Entity alignment is a fundamental and vital task in Knowledge Graph (KG) construction and fusion. Previous works mainly focus on capturing the structural semantics of entities by learning the entity embeddings on the relational triples and pre-aligned ”seed entities”. Some works also seek to incorporate the attribute information to assist refining the entity embeddings. However, there are still many problems not considered, which dramatically limits the utilization of attribute information in the entity alignment. Different KGs may have lots of different attribute types, and even the same attribute may have diverse data structures and value granularities. Most importantly, attributes may have various ”contributions” to the entity alignment. To solve these problems, we propose COTSAE that combines the structure and attribute information of entities by co-training two embedding learning components, respectively. We also propose a joint attention method in our model to learn the attentions of attribute types and values cooperatively. We verified our COTSAE on several datasets from real-world KGs, and the results showed that it is significantly better than the latest entity alignment methods. The structure and attribute information can complement each other and both contribute to performance improvement.
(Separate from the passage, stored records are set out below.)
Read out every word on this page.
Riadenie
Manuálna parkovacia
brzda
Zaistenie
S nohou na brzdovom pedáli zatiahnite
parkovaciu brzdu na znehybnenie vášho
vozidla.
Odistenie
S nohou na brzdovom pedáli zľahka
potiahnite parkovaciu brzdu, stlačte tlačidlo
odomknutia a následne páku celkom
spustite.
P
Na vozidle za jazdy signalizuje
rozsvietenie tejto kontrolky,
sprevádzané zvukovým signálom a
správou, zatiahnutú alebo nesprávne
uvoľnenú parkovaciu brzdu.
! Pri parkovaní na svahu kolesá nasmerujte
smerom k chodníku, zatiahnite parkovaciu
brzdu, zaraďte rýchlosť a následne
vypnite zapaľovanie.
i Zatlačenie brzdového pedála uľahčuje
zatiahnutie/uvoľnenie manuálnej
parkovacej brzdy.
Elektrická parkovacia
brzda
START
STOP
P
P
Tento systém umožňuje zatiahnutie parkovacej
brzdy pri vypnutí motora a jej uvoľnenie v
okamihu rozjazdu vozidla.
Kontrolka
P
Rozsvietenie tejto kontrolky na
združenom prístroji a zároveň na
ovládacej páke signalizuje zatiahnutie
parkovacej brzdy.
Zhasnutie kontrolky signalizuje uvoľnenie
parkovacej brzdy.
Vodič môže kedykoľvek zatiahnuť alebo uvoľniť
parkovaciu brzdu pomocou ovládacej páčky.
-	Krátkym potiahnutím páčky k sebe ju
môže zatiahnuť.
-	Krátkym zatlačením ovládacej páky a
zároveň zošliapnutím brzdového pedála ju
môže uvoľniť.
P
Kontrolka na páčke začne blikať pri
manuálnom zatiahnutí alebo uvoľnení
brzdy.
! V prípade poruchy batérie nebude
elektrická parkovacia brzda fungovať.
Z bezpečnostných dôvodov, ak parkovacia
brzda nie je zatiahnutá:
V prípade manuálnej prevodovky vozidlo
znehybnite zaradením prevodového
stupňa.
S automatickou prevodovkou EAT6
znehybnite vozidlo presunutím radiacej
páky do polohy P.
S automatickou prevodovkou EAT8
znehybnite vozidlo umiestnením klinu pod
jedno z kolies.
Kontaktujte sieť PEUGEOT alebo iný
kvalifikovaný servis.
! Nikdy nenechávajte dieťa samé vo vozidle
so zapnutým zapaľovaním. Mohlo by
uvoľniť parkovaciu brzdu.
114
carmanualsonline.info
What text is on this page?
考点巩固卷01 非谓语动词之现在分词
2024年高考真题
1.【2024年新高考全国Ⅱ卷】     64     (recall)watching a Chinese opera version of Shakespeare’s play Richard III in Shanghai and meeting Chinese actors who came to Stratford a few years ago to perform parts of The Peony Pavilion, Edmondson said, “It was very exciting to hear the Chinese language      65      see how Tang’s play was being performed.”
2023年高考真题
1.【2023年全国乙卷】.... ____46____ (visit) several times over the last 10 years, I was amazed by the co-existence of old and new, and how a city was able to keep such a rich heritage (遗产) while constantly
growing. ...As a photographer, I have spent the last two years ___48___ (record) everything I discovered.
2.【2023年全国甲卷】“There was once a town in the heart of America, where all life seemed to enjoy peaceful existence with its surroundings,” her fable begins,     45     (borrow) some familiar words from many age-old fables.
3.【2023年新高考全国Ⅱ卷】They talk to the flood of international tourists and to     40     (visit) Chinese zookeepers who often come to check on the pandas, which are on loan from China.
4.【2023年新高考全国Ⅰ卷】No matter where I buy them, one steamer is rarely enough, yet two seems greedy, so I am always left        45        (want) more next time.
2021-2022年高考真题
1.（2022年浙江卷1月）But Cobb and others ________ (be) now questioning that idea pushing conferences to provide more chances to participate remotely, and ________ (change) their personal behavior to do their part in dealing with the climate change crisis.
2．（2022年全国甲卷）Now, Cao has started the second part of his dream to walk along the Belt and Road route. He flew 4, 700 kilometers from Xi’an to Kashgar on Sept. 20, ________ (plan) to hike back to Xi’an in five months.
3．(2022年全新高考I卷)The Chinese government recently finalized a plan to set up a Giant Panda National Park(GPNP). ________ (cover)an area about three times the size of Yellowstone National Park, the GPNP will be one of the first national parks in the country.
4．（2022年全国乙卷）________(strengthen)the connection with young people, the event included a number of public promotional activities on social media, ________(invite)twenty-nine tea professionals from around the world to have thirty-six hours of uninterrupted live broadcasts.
AAAI Conference 2017 Conference Paper

TaGiTeD: Predictive Task Guided Tensor Decomposition for Representation Learning from Electronic Health Records

  • Kai Yang
  • Xiang Li
  • Haifeng Liu
  • Jing Mei
  • Guotong Xie
  • Junfeng Zhao
  • Bing Xie
  • Fei Wang

With the better availability of healthcare data, such as Electronic Health Records (EHR), more and more data analytics methodologies are developed aiming at digging insights from them to improve the quality of care delivery. There are many challenges on analyzing EHR, such as high dimensionality and event sparsity. Moreover, different from other application domains, the EHR analysis algorithms need to be highly interpretable to make them clinically useful. This makes representation learning from EHRs of key importance. In this paper, we propose an algorithm called Predictive Task Guided Tensor Decomposition (TaGiTeD), to analyze EHRs. Specifically, TaGiTeD learns event interaction patterns that are highly predictive for certain tasks from EHRs with supervised tensor decomposition. Compared with unsupervised methods, TaGiTeD can learn effective EHR representations in a more focused way. This is crucial because most of the medical problems have very limited patient samples, which are not enough for unsupervised algorithms to learn meaningful representations form. We apply TaGiTeD on real world EHR data warehouse and demonstrate that TaGiTeD can learn representations that are both interpretable and predictive.